The analysis included 48 cases of wrong surgery events, representing 16% of the 308 root cause analyses for events reported between 2004 and 2013.

Upstream errors included mislabeling of specimens or radiographs and transposition of reports. Downstream errors, which occurred after time-outs were performed, were associated with ineffective intraoperative processes, including wrong level spine localization errors, other intraoperative localization errors, and intraprocedure diagnostic determinations.

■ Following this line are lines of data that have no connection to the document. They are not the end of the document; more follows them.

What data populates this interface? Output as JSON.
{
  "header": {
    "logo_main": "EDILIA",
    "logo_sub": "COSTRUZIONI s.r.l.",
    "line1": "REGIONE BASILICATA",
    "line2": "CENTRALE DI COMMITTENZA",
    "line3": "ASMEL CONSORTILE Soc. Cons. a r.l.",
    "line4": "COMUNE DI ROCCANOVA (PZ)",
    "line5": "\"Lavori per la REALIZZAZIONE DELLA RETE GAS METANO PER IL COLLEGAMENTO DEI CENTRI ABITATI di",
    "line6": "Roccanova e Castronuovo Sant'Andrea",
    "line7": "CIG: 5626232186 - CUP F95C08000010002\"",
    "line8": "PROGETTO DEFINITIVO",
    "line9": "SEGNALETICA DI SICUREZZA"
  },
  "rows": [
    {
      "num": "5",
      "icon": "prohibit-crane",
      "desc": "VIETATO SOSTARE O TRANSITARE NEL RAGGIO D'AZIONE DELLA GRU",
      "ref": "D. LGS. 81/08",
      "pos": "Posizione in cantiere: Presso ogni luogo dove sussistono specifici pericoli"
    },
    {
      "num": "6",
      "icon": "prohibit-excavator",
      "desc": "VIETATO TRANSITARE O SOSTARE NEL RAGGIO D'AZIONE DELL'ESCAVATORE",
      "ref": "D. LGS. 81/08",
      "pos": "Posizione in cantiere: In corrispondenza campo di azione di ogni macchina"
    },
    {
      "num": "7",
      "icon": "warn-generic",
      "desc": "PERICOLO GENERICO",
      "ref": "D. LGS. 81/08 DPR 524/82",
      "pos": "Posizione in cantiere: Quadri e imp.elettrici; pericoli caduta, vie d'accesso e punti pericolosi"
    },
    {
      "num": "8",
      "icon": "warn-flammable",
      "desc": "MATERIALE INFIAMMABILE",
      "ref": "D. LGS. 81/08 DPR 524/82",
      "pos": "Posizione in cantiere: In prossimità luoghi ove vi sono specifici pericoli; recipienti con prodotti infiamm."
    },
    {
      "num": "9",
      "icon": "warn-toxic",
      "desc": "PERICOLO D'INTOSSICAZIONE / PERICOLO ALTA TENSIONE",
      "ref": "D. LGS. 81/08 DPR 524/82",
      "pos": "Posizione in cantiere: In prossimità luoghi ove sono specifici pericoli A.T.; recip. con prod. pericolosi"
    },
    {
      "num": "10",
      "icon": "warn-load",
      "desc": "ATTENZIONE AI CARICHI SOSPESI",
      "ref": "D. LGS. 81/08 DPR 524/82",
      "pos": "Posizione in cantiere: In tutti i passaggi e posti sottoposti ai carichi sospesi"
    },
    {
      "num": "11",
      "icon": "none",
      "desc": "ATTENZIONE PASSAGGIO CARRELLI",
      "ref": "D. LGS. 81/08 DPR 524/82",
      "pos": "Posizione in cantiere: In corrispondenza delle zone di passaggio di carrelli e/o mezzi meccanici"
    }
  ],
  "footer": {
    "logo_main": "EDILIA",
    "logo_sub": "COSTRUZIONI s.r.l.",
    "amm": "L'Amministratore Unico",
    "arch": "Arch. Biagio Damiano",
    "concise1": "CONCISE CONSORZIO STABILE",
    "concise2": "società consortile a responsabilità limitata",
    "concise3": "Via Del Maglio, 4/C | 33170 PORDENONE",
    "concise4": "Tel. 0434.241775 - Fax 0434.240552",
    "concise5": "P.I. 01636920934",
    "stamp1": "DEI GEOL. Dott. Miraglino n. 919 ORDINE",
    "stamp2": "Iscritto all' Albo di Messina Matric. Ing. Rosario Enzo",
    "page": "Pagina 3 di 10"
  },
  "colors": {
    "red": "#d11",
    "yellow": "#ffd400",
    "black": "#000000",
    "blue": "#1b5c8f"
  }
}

Surgical procedures that were particularly vulnerable included spine (wrong level), prostatectomy (wrong patient), cataract (wrong implant), and skin lesion excisions (wrong lesion).

The researchers concluded that healthcare organizations cannot rely on compliance with performance of the Universal Protocol to eliminate the possibility of a wrong surgery event. Prevention of such events will require diligence upstream and downstream from the Universal Protocol.

—Paull D E, Mazzia L M, Neily J, et al. Errors upstream and downstream to the Universal Protocol associated with wrong surgery events in the Veterans Health Administration. Am J Surg. 2015;210(1):6-13.